The outcome of Israel's election - in which Likud Party leader Benjamin Netanyahu replaced Shimon Peres as prime minister - should be good news for the economy and investors, says James Ellman, a portfolio manager with LGT Asset Management in San Francisco.
Mr. Ellman is "cautiously optimistic" because of the Likud Party's platform and its stance that generally favors free markets, more so than Israel's Labor Party.
"The Likud Party platform specifically details that income taxes will be gradually reduced, privatizations will continue, and trade will be increased with the dynamic East Asian countries," said Mr. Ellman.

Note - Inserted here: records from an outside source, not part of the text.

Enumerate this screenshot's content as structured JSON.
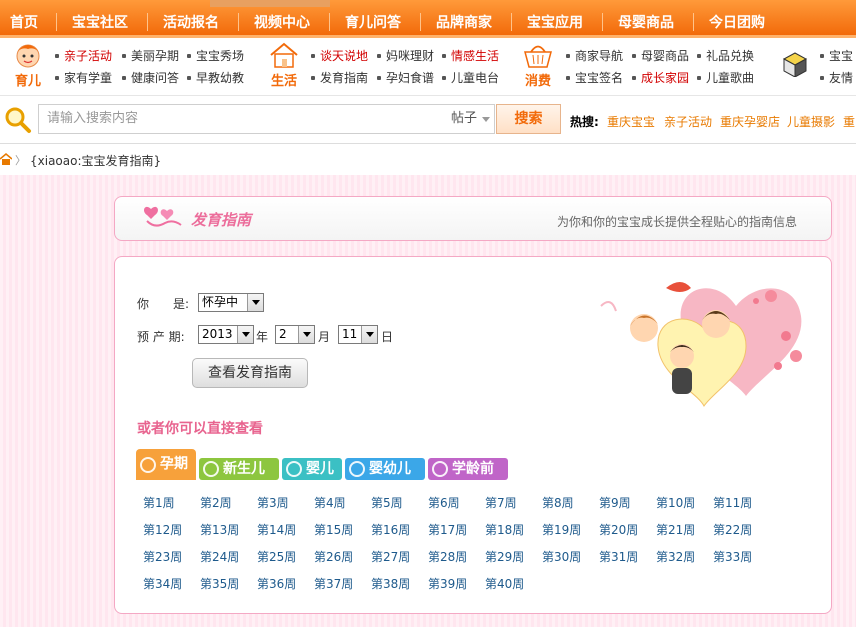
{
  "topnav": {
    "items": [
      "首页",
      "宝宝社区",
      "活动报名",
      "视频中心",
      "育儿问答",
      "品牌商家",
      "宝宝应用",
      "母婴商品",
      "今日团购"
    ]
  },
  "categories": [
    {
      "label": "育儿",
      "icon": "baby-face-icon"
    },
    {
      "label": "生活",
      "icon": "house-icon"
    },
    {
      "label": "消费",
      "icon": "basket-icon"
    },
    {
      "label": "",
      "icon": "gift-box-icon"
    }
  ],
  "catlinks": {
    "yuer": [
      "亲子活动",
      "美丽孕期",
      "宝宝秀场",
      "家有学童",
      "健康问答",
      "早教幼教"
    ],
    "shenghuo": [
      "谈天说地",
      "妈咪理财",
      "情感生活",
      "发育指南",
      "孕妇食谱",
      "儿童电台"
    ],
    "xiaofei": [
      "商家导航",
      "母婴商品",
      "礼品兑换",
      "宝宝签名",
      "成长家园",
      "儿童歌曲"
    ],
    "more": [
      "宝宝",
      "友情"
    ]
  },
  "search": {
    "placeholder": "请输入搜索内容",
    "select": "帖子",
    "button": "搜索",
    "hot_label": "热搜:",
    "hot_links": [
      "重庆宝宝",
      "亲子活动",
      "重庆孕婴店",
      "儿童摄影",
      "重"
    ]
  },
  "breadcrumb": {
    "arrow": "〉",
    "text": "{xiaoao:宝宝发育指南}"
  },
  "title": {
    "main": "发育指南",
    "subtitle": "为你和你的宝宝成长提供全程贴心的指南信息"
  },
  "form": {
    "you_label": "你　　是:",
    "you_value": "怀孕中",
    "due_label": "预 产 期:",
    "year": "2013",
    "year_unit": "年",
    "month": "2",
    "month_unit": "月",
    "day": "11",
    "day_unit": "日",
    "view_button": "查看发育指南"
  },
  "or_label": "或者你可以直接查看",
  "stage_tabs": [
    {
      "label": "孕期",
      "color": "#f7a13b"
    },
    {
      "label": "新生儿",
      "color": "#8dc63f"
    },
    {
      "label": "婴儿",
      "color": "#3bc0c4"
    },
    {
      "label": "婴幼儿",
      "color": "#3ba7e8"
    },
    {
      "label": "学龄前",
      "color": "#c065c8"
    }
  ],
  "weeks": [
    "第1周",
    "第2周",
    "第3周",
    "第4周",
    "第5周",
    "第6周",
    "第7周",
    "第8周",
    "第9周",
    "第10周",
    "第11周",
    "第12周",
    "第13周",
    "第14周",
    "第15周",
    "第16周",
    "第17周",
    "第18周",
    "第19周",
    "第20周",
    "第21周",
    "第22周",
    "第23周",
    "第24周",
    "第25周",
    "第26周",
    "第27周",
    "第28周",
    "第29周",
    "第30周",
    "第31周",
    "第32周",
    "第33周",
    "第34周",
    "第35周",
    "第36周",
    "第37周",
    "第38周",
    "第39周",
    "第40周"
  ]
}
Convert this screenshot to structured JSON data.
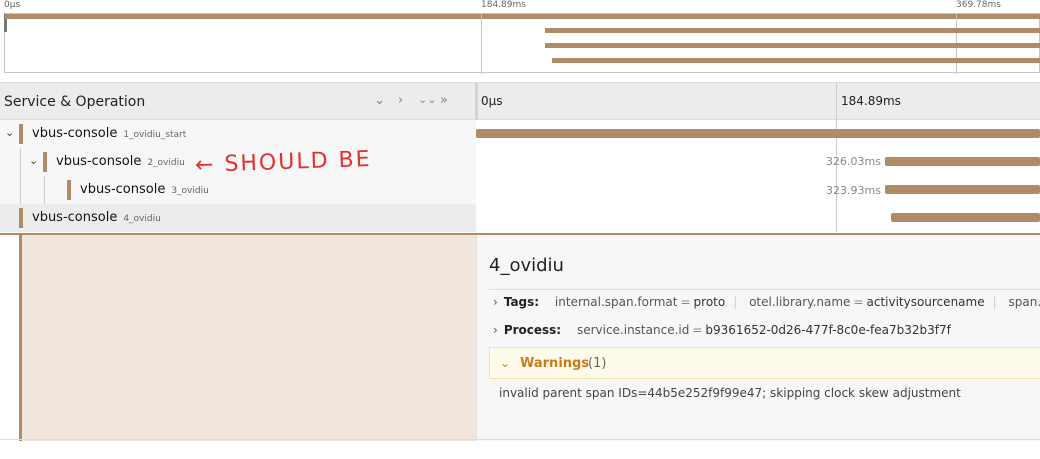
{
  "minimap": {
    "ticks": [
      "0µs",
      "184.89ms",
      "369.78ms"
    ]
  },
  "header": {
    "title": "Service & Operation",
    "controls": [
      "⌄",
      "›",
      "⌄⌄",
      "»"
    ],
    "ticks": [
      "0µs",
      "184.89ms"
    ]
  },
  "rows": [
    {
      "service": "vbus-console",
      "operation": "1_ovidiu_start"
    },
    {
      "service": "vbus-console",
      "operation": "2_ovidiu",
      "duration": "326.03ms"
    },
    {
      "service": "vbus-console",
      "operation": "3_ovidiu",
      "duration": "323.93ms"
    },
    {
      "service": "vbus-console",
      "operation": "4_ovidiu"
    }
  ],
  "annotation": "← SHOULD BE",
  "detail": {
    "title": "4_ovidiu",
    "tags_label": "Tags:",
    "tags": [
      {
        "key": "internal.span.format",
        "value": "proto"
      },
      {
        "key": "otel.library.name",
        "value": "activitysourcename"
      },
      {
        "key": "span.k",
        "value": ""
      }
    ],
    "process_label": "Process:",
    "process": [
      {
        "key": "service.instance.id",
        "value": "b9361652-0d26-477f-8c0e-fea7b32b3f7f"
      }
    ],
    "warnings_label": "Warnings",
    "warnings_count": "(1)",
    "warning_text": "invalid parent span IDs=44b5e252f9f99e47; skipping clock skew adjustment"
  },
  "colors": {
    "span": "#b08b68",
    "warning": "#c77d1b",
    "annotation": "#e53030"
  }
}
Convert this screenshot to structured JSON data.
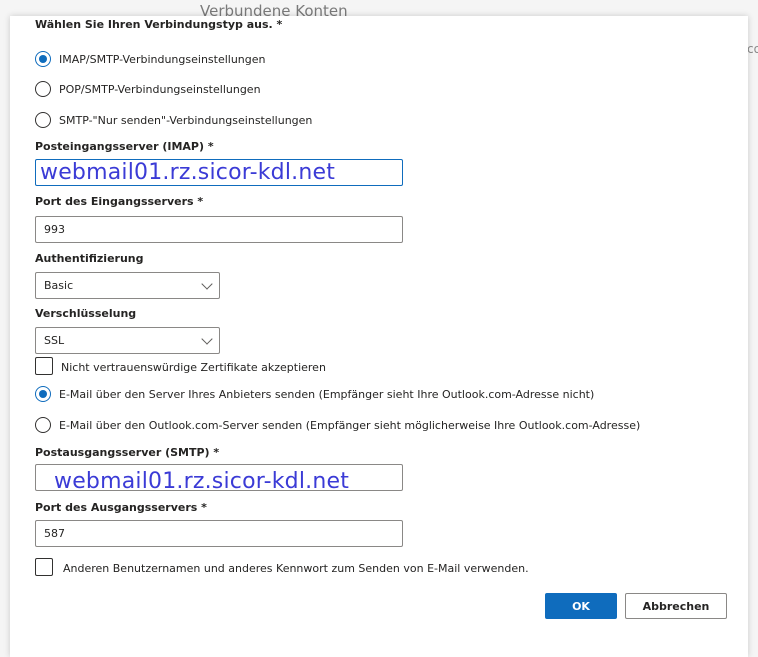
{
  "background": {
    "title": "Verbundene Konten",
    "cut_text": "co"
  },
  "connection": {
    "label": "Wählen Sie Ihren Verbindungstyp aus. *",
    "options": [
      "IMAP/SMTP-Verbindungseinstellungen",
      "POP/SMTP-Verbindungseinstellungen",
      "SMTP-\"Nur senden\"-Verbindungseinstellungen"
    ],
    "selected_index": 0
  },
  "incoming_server": {
    "label": "Posteingangsserver (IMAP) *",
    "value": "webmail01.rz.sicor-kdl.net"
  },
  "incoming_port": {
    "label": "Port des Eingangsservers *",
    "value": "993"
  },
  "authentication": {
    "label": "Authentifizierung",
    "value": "Basic"
  },
  "encryption": {
    "label": "Verschlüsselung",
    "value": "SSL"
  },
  "untrusted_cert": {
    "label": "Nicht vertrauenswürdige Zertifikate akzeptieren",
    "checked": false
  },
  "send_options": {
    "options": [
      "E-Mail über den Server Ihres Anbieters senden (Empfänger sieht Ihre Outlook.com-Adresse nicht)",
      "E-Mail über den Outlook.com-Server senden (Empfänger sieht möglicherweise Ihre Outlook.com-Adresse)"
    ],
    "selected_index": 0
  },
  "outgoing_server": {
    "label": "Postausgangsserver (SMTP) *",
    "value": "webmail01.rz.sicor-kdl.net"
  },
  "outgoing_port": {
    "label": "Port des Ausgangsservers *",
    "value": "587"
  },
  "alt_credentials": {
    "label": "Anderen Benutzernamen und anderes Kennwort zum Senden von E-Mail verwenden.",
    "checked": false
  },
  "buttons": {
    "ok": "OK",
    "cancel": "Abbrechen"
  },
  "colors": {
    "accent": "#0f6cbd",
    "overlay_text": "#3b3bd6"
  }
}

In addition, the party wants to increase immigration, which will create a larger population in Israel, which, in turn, will increase demand and attract added direct foreign investment.
These moves should stimulate Israel's economy more than would expanded peace with Arab neighbors, Mr. Ellman said.
"Right now, none of Israel's Arab neighbors can pose a credible military threat to Israel." Moreover, "the economies of Israel's neighbors are relatively small," he said.
LGT will be holding its positions for now as it awaits the naming of Israel's new cabinet. LGT has about a 2% weighting to Israel's market in both its emerging markets portfolios and in its global telecommunications industry portfolios.
"If reforms go through as expected, we would be looking to increase our positions in this market," said Mr. Ellman.